Wednesday, June 9, 2010


My friends who know me understand that I go through phases. I become obsessed. For a long time, I made soups several times per week. Soups are nourishing and comforting. They can be whatever you want them to be: thick or thin, sweet or savory, cold or hot. I love them year-round, but especially when it's cold outside. I also love them because making them is a great way to clean out the refrigerator!! Few soups are harmed by the addition of a potato or some lonely broccoli crowns. They are also wonderful because you can use canned stock and still manage to make a decent soup. I admit, I do like to make my own stock, but that does require planning and time. I always keep Swanson's 99% fat free chicken stock handy. Or the low-sodium College Inn chicken broth. (There was a time when using canned stock would have been anathema to me. Times change . . . )
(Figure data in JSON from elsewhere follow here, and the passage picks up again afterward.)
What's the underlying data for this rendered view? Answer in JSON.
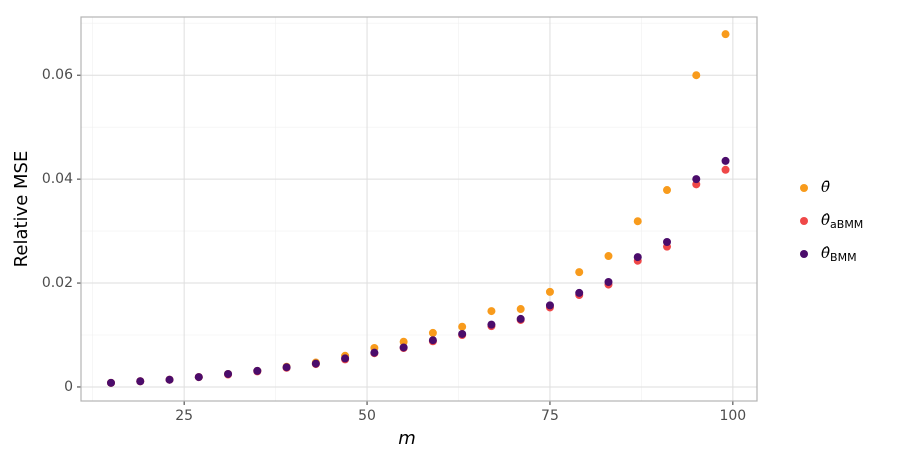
{
  "chart_data": {
    "type": "scatter",
    "x_label": "m",
    "y_label": "Relative MSE",
    "x": [
      15,
      19,
      23,
      27,
      31,
      35,
      39,
      43,
      47,
      51,
      55,
      59,
      63,
      67,
      71,
      75,
      79,
      83,
      87,
      91,
      95,
      99
    ],
    "series": [
      {
        "name": "θ̄",
        "color": "#f89b1c",
        "values": [
          0.0008,
          0.0011,
          0.0014,
          0.0019,
          0.0025,
          0.0031,
          0.0039,
          0.0047,
          0.006,
          0.0075,
          0.0087,
          0.0104,
          0.0116,
          0.0146,
          0.015,
          0.0183,
          0.0221,
          0.0252,
          0.0319,
          0.0379,
          0.06,
          0.0679
        ]
      },
      {
        "name": "θ̂aBMM",
        "color": "#ef4848",
        "values": [
          0.0008,
          0.0011,
          0.0014,
          0.0019,
          0.0024,
          0.003,
          0.0037,
          0.0044,
          0.0053,
          0.0065,
          0.0075,
          0.0088,
          0.01,
          0.0117,
          0.0129,
          0.0153,
          0.0177,
          0.0197,
          0.0243,
          0.027,
          0.039,
          0.0418
        ]
      },
      {
        "name": "θ̂BMM",
        "color": "#4b0c6b",
        "values": [
          0.0008,
          0.0011,
          0.0014,
          0.0019,
          0.0025,
          0.0031,
          0.0038,
          0.0045,
          0.0055,
          0.0066,
          0.0076,
          0.009,
          0.0102,
          0.012,
          0.0131,
          0.0157,
          0.0181,
          0.0202,
          0.025,
          0.0279,
          0.04,
          0.0435
        ]
      }
    ],
    "xlim": [
      10.9,
      103.3
    ],
    "ylim": [
      -0.0027,
      0.0712
    ],
    "xticks": [
      25,
      50,
      75,
      100
    ],
    "yticks": [
      0,
      0.02,
      0.04,
      0.06
    ],
    "grid": true,
    "legend": "right"
  }
}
This past winter, my favorite became split pea soup. My father turned me on to split pea soup when I was a child. Daddy used a pressure cooker to cook the split peas and the ham hocks. Daddy's was on the thick side. And if memory serves me, he would add dumplings. The soup was tasty, but the dumplings seemed a little too heavy to me. I still haven't mastered the art of using a pressure cooker, but I did manage to master making split pea soup. It's quick and very easy, and the pay-back is huge. :-)

I like to use ham hocks, but you could just as easily use smoked turkey wings if you want to stay away from pork. I soak the split peas in water that I boiled. If you do this, then they're ready to be used in about 30 minutes or so. While I don't add dumplings, I do like to add potatoes to my split pea soup. And I use fresh herbs, such as thyme, bay leaf and rosemary. And of course, plenty of carrots, celery and onion.

1 bag of split peas, soaked for 30 minutes in water
1 tablespoon of olive oil
3 carrots, peeled and chopped
3 celery stalks, chopped -- use the leaves, too
1 very large onion, chopped
3 ham hocks
7-10 cups of chicken stock (depends on how big your soup pot is)
2 potatoes, peeled and diced
several sprigs of fresh thyme
2 bay leaves
1 length of rosemary, chopped fine
salt and pepper to taste

Heat the olive oil in the soup pot over a low-medium flame. Add the onion and saute until it becomes translucent. Add the carrots and celery and saute until the vegetables are soft.

Add the ham hocks, the split peas (drained), seasonings (minus the salt), and the chicken stock. Bring to a boil and then turn the heat down. After about 20 minutes, add the diced potato. Add salt if necessary. Depending on the saltiness of the ham hocks and the chicken stock, you may not need to add any.

I like to serve a big garden salad with the soup.